Le modèle de sécurité proof-of-work (PoW) du Bitcoin (BTC ) nécessite une consommation d’énergie massive, les mineurs rivalisant computationnellement pour valider les blocs, une concurrence qui a désormais atteint une échelle industrielle. L’électricité seule représente plus de 80 % des dépenses opérationnelles en espèces des mineurs.

Bien que le matériel soit devenu plus efficace, cela n’élimine pas la pression économique générée par la concurrence croissante et la rentabilité décroissante, qui dépend de plus en plus d’un accès à une électricité très bon marché, d’une flexibilité opérationnelle et de prix élevés du Bitcoin.

IEA chart showing global renewable power capacity growth by technology, comparing 2013–2018 and 2019–2024 with main and accelerated forecasts for 2025–2030.

Ce besoin d’électricité à bas coût crée un lien naturel avec la production d’énergie renouvelable. Le solaire et l’éolien ont des coûts marginaux de génération très faibles une fois construits, et la capacité renouvelable croît rapidement à l’échelle mondiale. Mais les énergies renouvelables font également face à des défis, notamment des coûts d’investissement initiaux élevés et la gestion du surplus et du déficit d’énergie dans les systèmes hors réseau.
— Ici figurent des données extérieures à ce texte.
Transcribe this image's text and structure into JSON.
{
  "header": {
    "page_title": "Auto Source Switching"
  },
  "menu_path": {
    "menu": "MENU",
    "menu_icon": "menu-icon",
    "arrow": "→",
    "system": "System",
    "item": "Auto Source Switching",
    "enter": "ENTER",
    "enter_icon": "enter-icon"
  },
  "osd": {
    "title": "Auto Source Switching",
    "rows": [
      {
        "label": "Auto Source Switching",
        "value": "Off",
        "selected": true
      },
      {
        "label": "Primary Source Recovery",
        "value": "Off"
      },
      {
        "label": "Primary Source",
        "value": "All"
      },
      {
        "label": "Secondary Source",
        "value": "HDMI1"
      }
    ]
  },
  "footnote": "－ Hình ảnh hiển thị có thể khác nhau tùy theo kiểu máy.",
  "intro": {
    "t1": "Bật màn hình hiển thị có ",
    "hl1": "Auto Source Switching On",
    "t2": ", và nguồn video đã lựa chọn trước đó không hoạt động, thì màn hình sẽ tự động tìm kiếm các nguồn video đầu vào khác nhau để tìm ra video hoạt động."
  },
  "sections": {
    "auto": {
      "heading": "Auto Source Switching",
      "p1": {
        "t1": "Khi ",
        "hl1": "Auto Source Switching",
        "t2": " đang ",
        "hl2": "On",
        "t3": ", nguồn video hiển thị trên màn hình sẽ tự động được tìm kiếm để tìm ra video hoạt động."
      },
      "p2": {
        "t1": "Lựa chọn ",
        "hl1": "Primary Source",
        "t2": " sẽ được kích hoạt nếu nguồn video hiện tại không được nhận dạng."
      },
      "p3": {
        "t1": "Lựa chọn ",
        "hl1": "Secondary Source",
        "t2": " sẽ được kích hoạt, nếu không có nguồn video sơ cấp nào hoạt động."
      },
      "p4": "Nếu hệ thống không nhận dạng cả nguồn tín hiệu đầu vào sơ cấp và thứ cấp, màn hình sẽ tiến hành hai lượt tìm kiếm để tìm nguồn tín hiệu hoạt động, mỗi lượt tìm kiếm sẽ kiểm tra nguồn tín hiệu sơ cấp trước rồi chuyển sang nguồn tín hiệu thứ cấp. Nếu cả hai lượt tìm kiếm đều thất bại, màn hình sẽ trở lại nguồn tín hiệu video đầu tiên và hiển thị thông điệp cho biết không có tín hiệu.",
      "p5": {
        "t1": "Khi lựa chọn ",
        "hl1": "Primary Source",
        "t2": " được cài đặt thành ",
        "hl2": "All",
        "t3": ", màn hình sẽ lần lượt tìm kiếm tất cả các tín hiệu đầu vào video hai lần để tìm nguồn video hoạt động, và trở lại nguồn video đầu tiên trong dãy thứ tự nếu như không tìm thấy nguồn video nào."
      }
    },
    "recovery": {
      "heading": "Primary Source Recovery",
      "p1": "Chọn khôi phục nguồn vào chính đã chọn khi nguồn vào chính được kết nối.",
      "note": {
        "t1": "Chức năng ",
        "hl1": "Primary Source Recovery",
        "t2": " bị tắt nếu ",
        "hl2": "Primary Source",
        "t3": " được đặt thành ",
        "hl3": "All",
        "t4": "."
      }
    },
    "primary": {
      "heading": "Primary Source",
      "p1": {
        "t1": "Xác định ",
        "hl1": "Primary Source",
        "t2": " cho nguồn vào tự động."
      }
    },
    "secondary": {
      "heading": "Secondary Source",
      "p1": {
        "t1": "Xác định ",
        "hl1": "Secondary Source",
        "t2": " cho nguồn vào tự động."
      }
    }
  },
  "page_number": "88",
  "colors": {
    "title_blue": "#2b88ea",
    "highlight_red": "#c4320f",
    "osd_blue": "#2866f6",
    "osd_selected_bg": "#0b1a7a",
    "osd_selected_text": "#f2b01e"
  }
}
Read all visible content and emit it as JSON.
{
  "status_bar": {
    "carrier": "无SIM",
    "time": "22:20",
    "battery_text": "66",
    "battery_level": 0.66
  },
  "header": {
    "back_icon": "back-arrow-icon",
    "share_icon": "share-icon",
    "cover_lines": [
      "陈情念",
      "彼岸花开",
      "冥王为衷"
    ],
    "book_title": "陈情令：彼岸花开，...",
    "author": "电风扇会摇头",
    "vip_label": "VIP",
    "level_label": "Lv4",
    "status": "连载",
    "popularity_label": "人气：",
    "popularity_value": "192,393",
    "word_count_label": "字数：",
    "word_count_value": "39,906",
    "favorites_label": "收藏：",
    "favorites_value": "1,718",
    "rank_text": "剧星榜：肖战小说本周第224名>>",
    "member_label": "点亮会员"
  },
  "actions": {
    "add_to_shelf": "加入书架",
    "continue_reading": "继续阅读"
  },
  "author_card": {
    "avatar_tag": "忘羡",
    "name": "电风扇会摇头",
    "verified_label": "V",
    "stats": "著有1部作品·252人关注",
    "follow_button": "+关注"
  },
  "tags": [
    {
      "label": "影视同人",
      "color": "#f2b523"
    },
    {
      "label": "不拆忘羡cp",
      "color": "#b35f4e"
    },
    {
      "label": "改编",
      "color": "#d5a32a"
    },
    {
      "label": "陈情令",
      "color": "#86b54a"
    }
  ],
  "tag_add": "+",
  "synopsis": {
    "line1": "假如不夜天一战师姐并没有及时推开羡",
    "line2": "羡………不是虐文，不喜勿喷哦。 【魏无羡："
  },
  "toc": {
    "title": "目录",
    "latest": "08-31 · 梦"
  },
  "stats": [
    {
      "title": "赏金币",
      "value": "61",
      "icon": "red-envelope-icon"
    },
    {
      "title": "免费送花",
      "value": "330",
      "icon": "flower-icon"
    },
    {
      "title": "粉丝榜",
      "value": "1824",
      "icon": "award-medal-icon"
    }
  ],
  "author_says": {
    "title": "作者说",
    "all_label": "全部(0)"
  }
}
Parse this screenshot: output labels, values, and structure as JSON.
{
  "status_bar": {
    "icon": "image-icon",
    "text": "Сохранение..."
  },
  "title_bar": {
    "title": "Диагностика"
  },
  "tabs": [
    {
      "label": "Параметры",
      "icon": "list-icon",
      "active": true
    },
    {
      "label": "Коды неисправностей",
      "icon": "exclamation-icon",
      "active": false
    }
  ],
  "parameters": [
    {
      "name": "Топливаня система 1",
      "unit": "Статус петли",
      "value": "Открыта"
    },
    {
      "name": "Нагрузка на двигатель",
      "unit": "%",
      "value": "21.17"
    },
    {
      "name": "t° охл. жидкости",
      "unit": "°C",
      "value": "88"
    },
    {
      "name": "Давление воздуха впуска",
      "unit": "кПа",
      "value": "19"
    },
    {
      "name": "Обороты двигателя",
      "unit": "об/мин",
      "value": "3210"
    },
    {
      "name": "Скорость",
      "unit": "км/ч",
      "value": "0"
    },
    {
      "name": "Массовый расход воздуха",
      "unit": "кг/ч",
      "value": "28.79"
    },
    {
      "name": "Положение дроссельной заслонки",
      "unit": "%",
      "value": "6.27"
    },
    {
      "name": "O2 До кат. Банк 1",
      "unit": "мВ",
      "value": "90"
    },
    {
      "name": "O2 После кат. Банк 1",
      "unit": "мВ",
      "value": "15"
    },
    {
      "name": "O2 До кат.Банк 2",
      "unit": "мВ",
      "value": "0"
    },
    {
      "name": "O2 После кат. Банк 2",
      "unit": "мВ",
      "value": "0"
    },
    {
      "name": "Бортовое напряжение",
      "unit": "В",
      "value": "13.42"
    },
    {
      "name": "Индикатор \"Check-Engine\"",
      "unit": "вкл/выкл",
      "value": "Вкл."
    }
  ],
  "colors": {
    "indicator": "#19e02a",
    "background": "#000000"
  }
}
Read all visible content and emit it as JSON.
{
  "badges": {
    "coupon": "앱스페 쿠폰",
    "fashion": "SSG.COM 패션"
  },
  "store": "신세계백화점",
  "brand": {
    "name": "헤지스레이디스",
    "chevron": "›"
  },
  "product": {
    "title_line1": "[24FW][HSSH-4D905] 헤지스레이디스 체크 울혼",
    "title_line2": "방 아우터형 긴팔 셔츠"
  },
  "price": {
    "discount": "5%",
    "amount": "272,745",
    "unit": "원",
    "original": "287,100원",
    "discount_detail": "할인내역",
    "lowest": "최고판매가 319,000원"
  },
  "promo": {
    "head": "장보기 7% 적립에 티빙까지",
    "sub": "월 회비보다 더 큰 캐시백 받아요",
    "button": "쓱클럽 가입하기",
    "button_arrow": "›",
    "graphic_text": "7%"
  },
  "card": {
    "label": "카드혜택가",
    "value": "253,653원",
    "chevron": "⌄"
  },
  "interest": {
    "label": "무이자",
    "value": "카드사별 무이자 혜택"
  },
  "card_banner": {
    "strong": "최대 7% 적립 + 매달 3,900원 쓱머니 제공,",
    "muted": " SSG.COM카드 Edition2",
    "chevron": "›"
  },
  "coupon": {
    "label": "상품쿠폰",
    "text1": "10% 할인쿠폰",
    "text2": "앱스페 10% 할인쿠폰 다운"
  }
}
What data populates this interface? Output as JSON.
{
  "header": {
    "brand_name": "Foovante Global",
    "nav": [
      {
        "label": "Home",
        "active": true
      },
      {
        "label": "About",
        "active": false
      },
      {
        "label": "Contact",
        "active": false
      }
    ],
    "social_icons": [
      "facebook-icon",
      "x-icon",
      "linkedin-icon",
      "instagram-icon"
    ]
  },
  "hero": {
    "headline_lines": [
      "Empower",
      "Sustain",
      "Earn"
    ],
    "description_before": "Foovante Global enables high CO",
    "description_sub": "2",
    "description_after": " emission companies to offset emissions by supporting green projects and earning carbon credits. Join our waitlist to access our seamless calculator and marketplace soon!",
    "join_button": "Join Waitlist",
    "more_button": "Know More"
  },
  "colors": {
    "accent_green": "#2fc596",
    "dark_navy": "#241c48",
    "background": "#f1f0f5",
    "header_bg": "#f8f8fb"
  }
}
La technologie Power-to-Hydrogen (P2H) peut partiellement répondre à ces défis en convertissant l’électricité excédentaire en hydrogène vert, tandis que le minage de cryptomonnaies, en tant que charge flexible, peut transformer une partie de ce surplus en actif numérique négociable.

Ceci met en évidence un rôle négligé du minage de Bitcoin dans l’économie des énergies renouvelables (RET ), non pas comme stockage physique d’énergie mais comme une sortie financière flexible pour l’électricité. En choisissant dynamiquement entre la vente d’électricité et sa conversion en actifs numériques, les opérateurs d’énergies renouvelables pourraient monétiser l’intermittence plutôt que de payer pour l’éliminer avec des batteries. Une étude récente offre une excellente base pour explorer l’émergence d’un nouveau type d’entreprise d’infrastructure se situant entre la production d’énergie, le minage de Bitcoin et la demande computationnelle.

Alors que les mineurs peinent, l’énergie renouvelable offre une nouvelle débouchée

L’actif cryptographique d’une capitalisation de mille milliards de dollars a commencé l’année juste en dessous de 100 000 $, pour chuter à 60 000 $ au cours des premiers jours de février.

Au cours des trois mois suivants, le Bitcoin a lentement dépassé les 82 000 $, pour ensuite abandonner ces gains et plus encore. Le prix est alors tombé encore plus bas, passant sous les 59 000 $ à la fin juin. Cependant, les deux dernières semaines ont ravivé un certain enthousiasme, le prix remontant à 80 000 $. Cette volatilité s’ajoute à un changement structurel bien plus important, bien que: les récompenses de bloc des mineurs diminuent tandis que le prix du hash s’effondre.

Le prix du hash est la mesure standard du revenu quotidien du minage par unité de puissance de calcul. Il est tombé à un creux de 27.74 $ par pétahash par seconde en juin avant de se redresser légèrement autour de 40 $, en parallèle avec le prix du BTC.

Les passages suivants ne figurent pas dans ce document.